Obviously a movie made on a budget of around $30,000 could have been more polished had more time and money been available but overall the minuscule budget was more of an asset than a liability - Harvey and Clifford had very little money to work with but they did have complete freedom. More money always involves more compromises. It also has to be said that Harvey made the small budget go a very long way. This is a visually stunning film. This was partly due to Harvey’s good fortune in finding truly amazing locations - the pavilion, the organ factory, the wooden-slatted bridge. Harvey himself pays tribute, and rightly so, to his cinematographer Maurice Prather. There’s no question however that much of the film’s success is due to the extraordinary vision of director Herk Harvey.

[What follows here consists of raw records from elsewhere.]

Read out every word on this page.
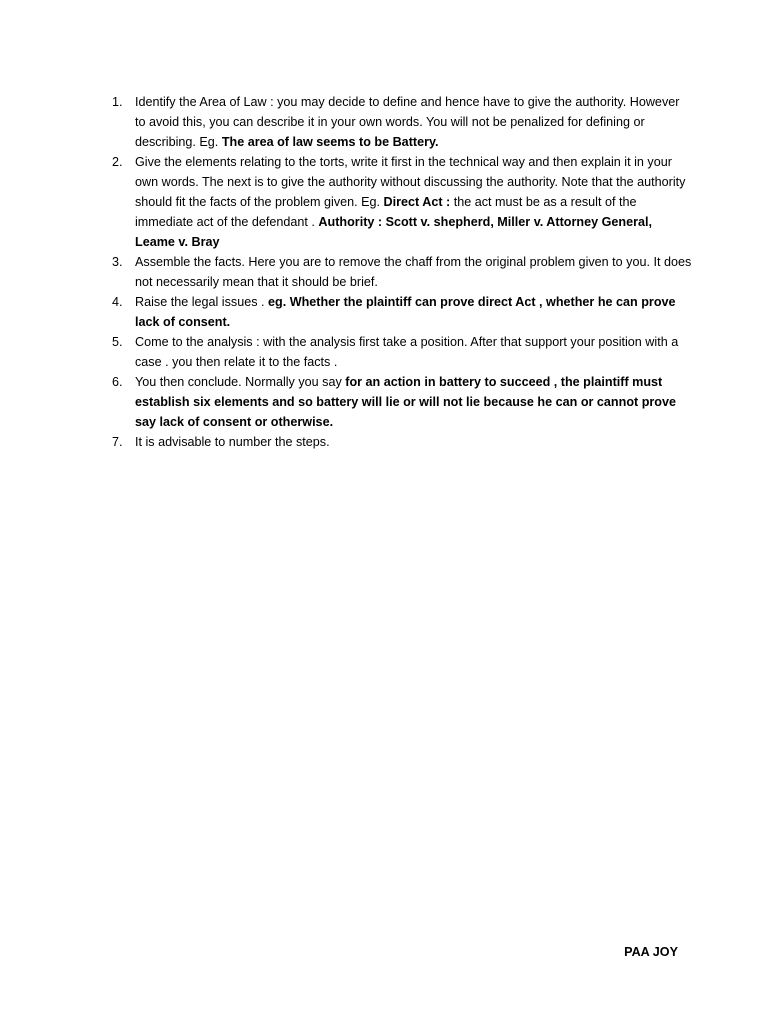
1. Identify the Area of Law : you may decide to define and hence have to give the authority. However to avoid this, you can describe it in your own words. You will not be penalized for defining or describing. Eg. The area of law seems to be Battery.
2. Give the elements relating to the torts, write it first in the technical way and then explain it in your own words. The next is to give the authority without discussing the authority. Note that the authority should fit the facts of the problem given. Eg. Direct Act : the act must be as a result of the immediate act of the defendant . Authority : Scott v. shepherd, Miller v. Attorney General, Leame v. Bray
3. Assemble the facts. Here you are to remove the chaff from the original problem given to you. It does not necessarily mean that it should be brief.
4. Raise the legal issues . eg. Whether the plaintiff can prove direct Act , whether he can prove lack of consent.
5. Come to the analysis : with the analysis first take a position. After that support your position with a case . you then relate it to the facts .
6. You then conclude. Normally you say for an action in battery to succeed , the plaintiff must establish six elements and so battery will lie or will not lie because he can or cannot prove say lack of consent or otherwise.
7. It is advisable to number the steps.
PAA JOY
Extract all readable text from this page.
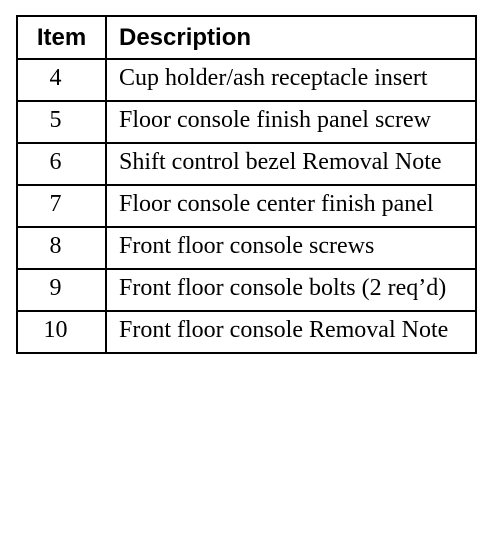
Item	Description
4	Cup holder/ash receptacle insert
5	Floor console finish panel screw
6	Shift control bezel Removal Note
7	Floor console center finish panel
8	Front floor console screws
9	Front floor console bolts (2 req’d)
10	Front floor console Removal Note
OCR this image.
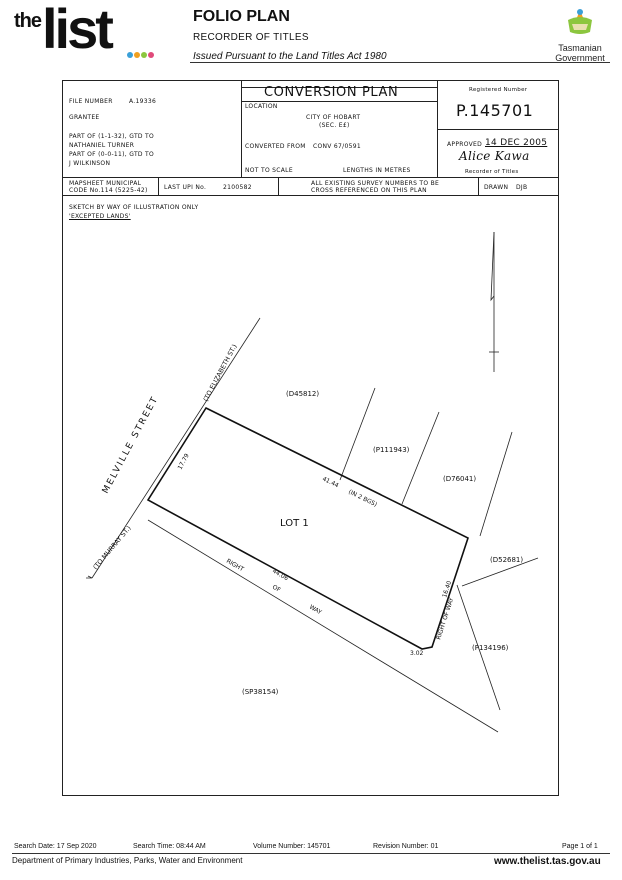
the list	FOLIO PLAN
RECORDER OF TITLES
Issued Pursuant to the Land Titles Act 1980
Tasmanian
Government
FILE NUMBER	A.19336
GRANTEE
PART OF (1-1-32), GTD TO
NATHANIEL TURNER
PART OF (0-0-11), GTD TO
J WILKINSON
CONVERSION PLAN
LOCATION
CITY OF HOBART
(SEC. E£)
CONVERTED FROM CONV 67/0591
NOT TO SCALE	LENGTHS IN METRES
Registered Number
P.145701
APPROVED 14 DEC 2005
Alice Kawa
Recorder of Titles
MAPSHEET MUNICIPAL
CODE No.114 (5225-42)	LAST UPI No.	2100582
ALL EXISTING SURVEY NUMBERS TO BE
CROSS REFERENCED ON THIS PLAN	DRAWN DJB
SKETCH BY WAY OF ILLUSTRATION ONLY
'EXCEPTED LANDS'
(D45812)
(P111943)
(D76041)
(D52681)
(P134196)
(SP38154)
LOT 1
MELVILLE STREET
(TO ELIZABETH ST.)
(TO MURRAY ST.)
17.79
41.44
(IN 2 BGS)
44.06
16.40
3.02
RIGHT
OF
WAY	RIGHT OF WAY
Search Date: 17 Sep 2020	Search Time: 08:44 AM	Volume Number: 145701	Revision Number: 01	Page 1 of 1
Department of Primary Industries, Parks, Water and Environment	www.thelist.tas.gov.au
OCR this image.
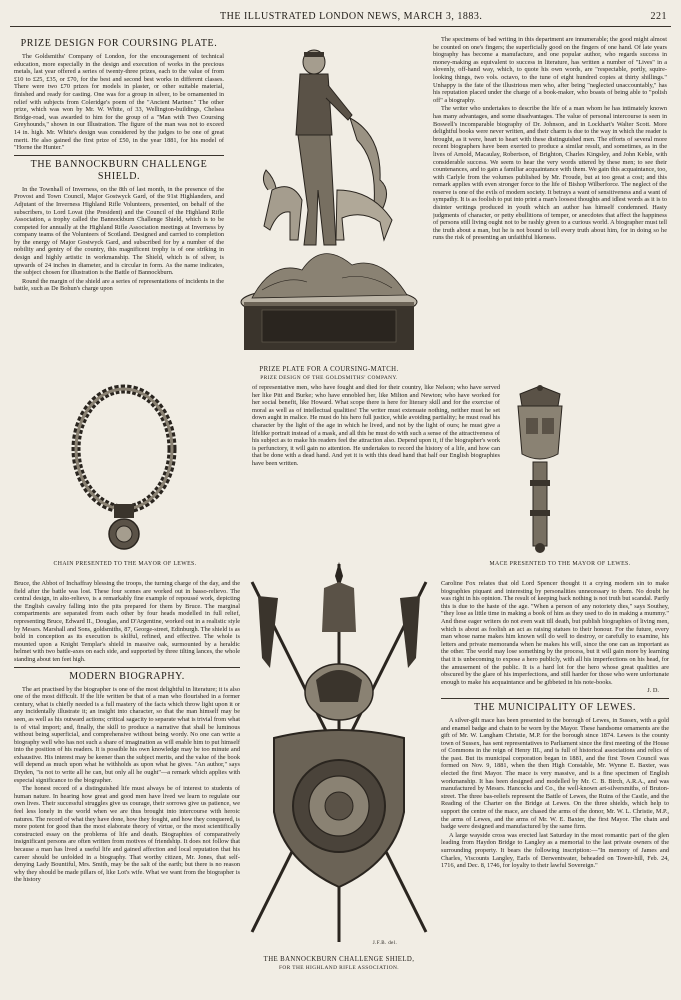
THE ILLUSTRATED LONDON NEWS, MARCH 3, 1883.	221
PRIZE DESIGN FOR COURSING PLATE.

The Goldsmiths' Company of London, for the encouragement of technical education, more especially in the design and execution of works in the precious metals, last year offered a series of twenty-three prizes, each to the value of from £10 to £25, £35, or £70, for the best and second best works in different classes. There were two £70 prizes for models in plaster, or other suitable material, finished and ready for casting. One was for a group in silver, to be ornamented in relief with subjects from Coleridge's poem of the "Ancient Mariner." The other prize, which was won by Mr. W. White, of 33, Wellington-buildings, Chelsea Bridge-road, was awarded to him for the group of a "Man with Two Coursing Greyhounds," shown in our Illustration. The figure of the man was not to exceed 14 in. high. Mr. White's design was considered by the judges to be one of great merit. He also gained the first prize of £50, in the year 1881, for his model of "Horne the Hunter."

THE BANNOCKBURN CHALLENGE SHIELD.

In the Townhall of Inverness, on the 8th of last month, in the presence of the Provost and Town Council, Major Gostwyck Gard, of the 91st Highlanders, and Adjutant of the Inverness Highland Rifle Volunteers, presented, on behalf of the subscribers, to Lord Lovat (the President) and the Council of the Highland Rifle Association, a trophy called the Bannockburn Challenge Shield, which is to be competed for annually at the Highland Rifle Association meetings at Inverness by company teams of the Volunteers of Scotland. Designed and carried to completion by the energy of Major Gostwyck Gard, and subscribed for by a number of the nobility and gentry of the country, this magnificent trophy is of one striking in design and highly artistic in workmanship. The Shield, which is of silver, is upwards of 24 inches in diameter, and is circular in form. As the name indicates, the subject chosen for illustration is the Battle of Bannockburn.

Round the margin of the shield are a series of representations of incidents in the battle, such as De Bohun's charge upon

PRIZE PLATE FOR A COURSING-MATCH.
PRIZE DESIGN OF THE GOLDSMITHS' COMPANY.

The specimens of bad writing in this department are innumerable; the good might almost be counted on one's fingers; the superficially good on the fingers of one hand. Of late years biography has become a manufacture, and one popular author, who regards success in money-making as equivalent to success in literature, has written a number of "Lives" in a slovenly, off-hand way, which, to quote his own words, are "respectable, portly, squire-looking things, two vols. octavo, to the tune of eight hundred copies at thirty shillings." Unhappy is the fate of the illustrious men who, after being "neglected unaccountably," has his reputation placed under the charge of a book-maker, who boasts of being able to "polish off" a biography.

The writer who undertakes to describe the life of a man whom he has intimately known has many advantages, and some disadvantages. The value of personal intercourse is seen in Boswell's incomparable biography of Dr. Johnson, and in Lockhart's Walter Scott. More delightful books were never written, and their charm is due to the way in which the reader is brought, as it were, heart to heart with these distinguished men. The efforts of several more recent biographers have been exerted to produce a similar result, and sometimes, as in the lives of Arnold, Macaulay, Robertson, of Brighton, Charles Kingsley, and John Keble, with considerable success. We seem to hear the very words uttered by these men; to see their countenances, and to gain a familiar acquaintance with them. We gain this acquaintance, too, with Carlyle from the volumes published by Mr. Froude, but at too great a cost; and this remark applies with even stronger force to the life of Bishop Wilberforce. The neglect of the reserve is one of the evils of modern society. It betrays a want of sensitiveness and a want of sympathy. It is as foolish to put into print a man's loosest thoughts and idlest words as it is to disinter writings produced in youth which an author has himself condemned. Hasty judgments of character, or petty ebullitions of temper, or anecdotes that affect the happiness of persons still living ought not to be rashly given to a curious world. A biographer must tell the truth about a man, but he is not bound to tell every truth about him, for in doing so he runs the risk of presenting an unfaithful likeness.

CHAIN PRESENTED TO THE MAYOR OF LEWES.

of representative men, who have fought and died for their country, like Nelson; who have served her like Pitt and Burke; who have ennobled her, like Milton and Newton; who have worked for her social benefit, like Howard. What scope there is here for literary skill and for the exercise of moral as well as of intellectual qualities! The writer must extenuate nothing, neither must he set down aught in malice. He must do his hero full justice, while avoiding partiality; he must read his character by the light of the age in which he lived, and not by the light of ours; he must give a lifelike portrait instead of a mask, and all this he must do with such a sense of the attractiveness of his subject as to make his readers feel the attraction also. Depend upon it, if the biographer's work is perfunctory, it will gain no attention. He undertakes to record the history of a life, and how can that be done with a dead hand. And yet it is with this dead hand that half our English biographies have been written.

MACE PRESENTED TO THE MAYOR OF LEWES.

Bruce, the Abbot of Inchaffray blessing the troops, the turning charge of the day, and the field after the battle was lost. These four scenes are worked out in basso-relievo. The central design, in alto-relievo, is a remarkably fine example of repoussé work, depicting the English cavalry falling into the pits prepared for them by Bruce. The marginal compartments are separated from each other by four heads modelled in full relief, representing Bruce, Edward II., Douglas, and D'Argentine, worked out in a realistic style by Messrs. Marshall and Sons, goldsmiths, 87, George-street, Edinburgh. The shield is as bold in conception as its execution is skilful, refined, and effective. The whole is mounted upon a Knight Templar's shield in massive oak, surmounted by a heraldic helmet with two battle-axes on each side, and supported by three tilting lances, the whole standing about ten feet high.

MODERN BIOGRAPHY.

The art practised by the biographer is one of the most delightful in literature; it is also one of the most difficult. If the life written be that of a man who flourished in a former century, what is chiefly needed is a full mastery of the facts which throw light upon it or any incidentally illustrate it; an insight into character, so that the man himself may be seen, as well as his outward actions; critical sagacity to separate what is trivial from what is of vital import; and, finally, the skill to produce a narrative that shall be luminous without being superficial, and comprehensive without being wordy. No one can write a biography well who has not such a share of imagination as will enable him to put himself into the position of his readers. It is possible his own knowledge may be too minute and exhaustive. His interest may be keener than the subject merits, and the value of the book will depend as much upon what he withholds as upon what he gives. "An author," says Dryden, "is not to write all he can, but only all he ought"—a remark which applies with especial significance to the biographer.

The honest record of a distinguished life must always be of interest to students of human nature. In hearing how great and good men have lived we learn to regulate our own lives. Their successful struggles give us courage, their sorrows give us patience, we feel less lonely in the world when we are thus brought into intercourse with heroic natures. The record of what they have done, how they fought, and how they conquered, is more potent for good than the most elaborate theory of virtue, or the most scientifically constructed essay on the problems of life and death. Biographies of comparatively insignificant persons are often written from motives of friendship. It does not follow that because a man has lived a useful life and gained affection and local reputation that his career should be unfolded in a biography. That worthy citizen, Mr. Jones, that self-denying Lady Bountiful, Mrs. Smith, may be the salt of the earth; but there is no reason why they should be made pillars of, like Lot's wife. What we want from the biographer is the history

J.F.B. del.
THE BANNOCKBURN CHALLENGE SHIELD,
FOR THE HIGHLAND RIFLE ASSOCIATION.

Caroline Fox relates that old Lord Spencer thought it a crying modern sin to make biographies piquant and interesting by personalities unnecessary to them. No doubt he was right in his opinion. The result of keeping back nothing is not truth but scandal. Partly this is due to the haste of the age. "When a person of any notoriety dies," says Southey, "they lose as little time in making a book of him as they used to do in making a mummy." And these eager writers do not even wait till death, but publish biographies of living men, which is about as foolish an act as raising statues to their honour. For the future, every man whose name makes him known will do well to destroy, or carefully to examine, his letters and private memoranda when he makes his will, since the one can as important as the other. The world may lose something by the process, but it will gain more by learning that it is unbecoming to expose a hero publicly, with all his imperfections on his head, for the amusement of the public. It is a hard lot for the hero whose great qualities are obscured by the glare of his imperfections, and still harder for those who were unfortunate enough to make his acquaintance and be gibbeted in his note-books.

J. D.
THE MUNICIPALITY OF LEWES.

A silver-gilt mace has been presented to the borough of Lewes, in Sussex, with a gold and enamel badge and chain to be worn by the Mayor. These handsome ornaments are the gift of Mr. W. Langham Christie, M.P. for the borough since 1874. Lewes is the county town of Sussex, has sent representatives to Parliament since the first meeting of the House of Commons in the reign of Henry III., and is full of historical associations and relics of the past. But its municipal corporation began in 1881, and the first Town Council was formed on Nov. 9, 1881, when the then High Constable, Mr. Wynne E. Baxter, was elected the first Mayor. The mace is very massive, and is a fine specimen of English workmanship. It has been designed and modelled by Mr. C. B. Birch, A.R.A., and was manufactured by Messrs. Hancocks and Co., the well-known art-silversmiths, of Bruton-street. The three bas-reliefs represent the Battle of Lewes, the Ruins of the Castle, and the Reading of the Charter on the Bridge at Lewes. On the three shields, which help to support the centre of the mace, are chased the arms of the donor, Mr. W. L. Christie, M.P., the arms of Lewes, and the arms of Mr. W. E. Baxter, the first Mayor. The chain and badge were designed and manufactured by the same firm.

A large wayside cross was erected last Saturday in the most romantic part of the glen leading from Haydon Bridge to Langley as a memorial to the last private owners of the surrounding property. It bears the following inscription:—"In memory of James and Charles, Viscounts Langley, Earls of Derwentwater, beheaded on Tower-hill, Feb. 24, 1716, and Dec. 8, 1746, for loyalty to their lawful Sovereign."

Candace Hilligoss’s performance is crucial, and impressive. Harvey and writer John Clifford wanted the protagonist to be a person with no real emotional connection whatsoever with other people. That’s a challenge to an actress but Hilligoss is equal to it, capturing the aloof emotionally empty quality of the character extremely effectively. 


While Harvey admits that his inexperience in feature films coupled with the lack of time and money does make the movie rather less polished than it might otherwise have been he believes that this actually enhances the movie’s disturbing weirdness, and he’s undoubtedly correct. Despite these minor rough edges what is truly impressive about Carnival of Souls is just how visually striking it is. There are some extraordinarily inspired touches of subtle spookiness. The scenes in Saltair are as effective and as well-crafted as anything you’re likely to find in a big-budget major studio production. Being entirely new to the world of feature films gave Harvey and Clifford the advantage of being able to approach the project without any preconceptions and with refreshing originality.

The major revelation of the story is unlikely to come as a surprise but it’s the atmosphere that is created that matters and that atmosphere is achieved superbly.

Criterion really went to town with their DVD release which includes (on two discs) both the original theatrical print and a slightly longer director’s cut as well as a host of extras, most notably an abbreviated but highly informative audio commentary from the writer and director and print interviews with them as well as star Candace Hilligoss. Image quality is superb.

Carnival of Souls is a genuine masterpiece of low-key horror. Very highly recommended.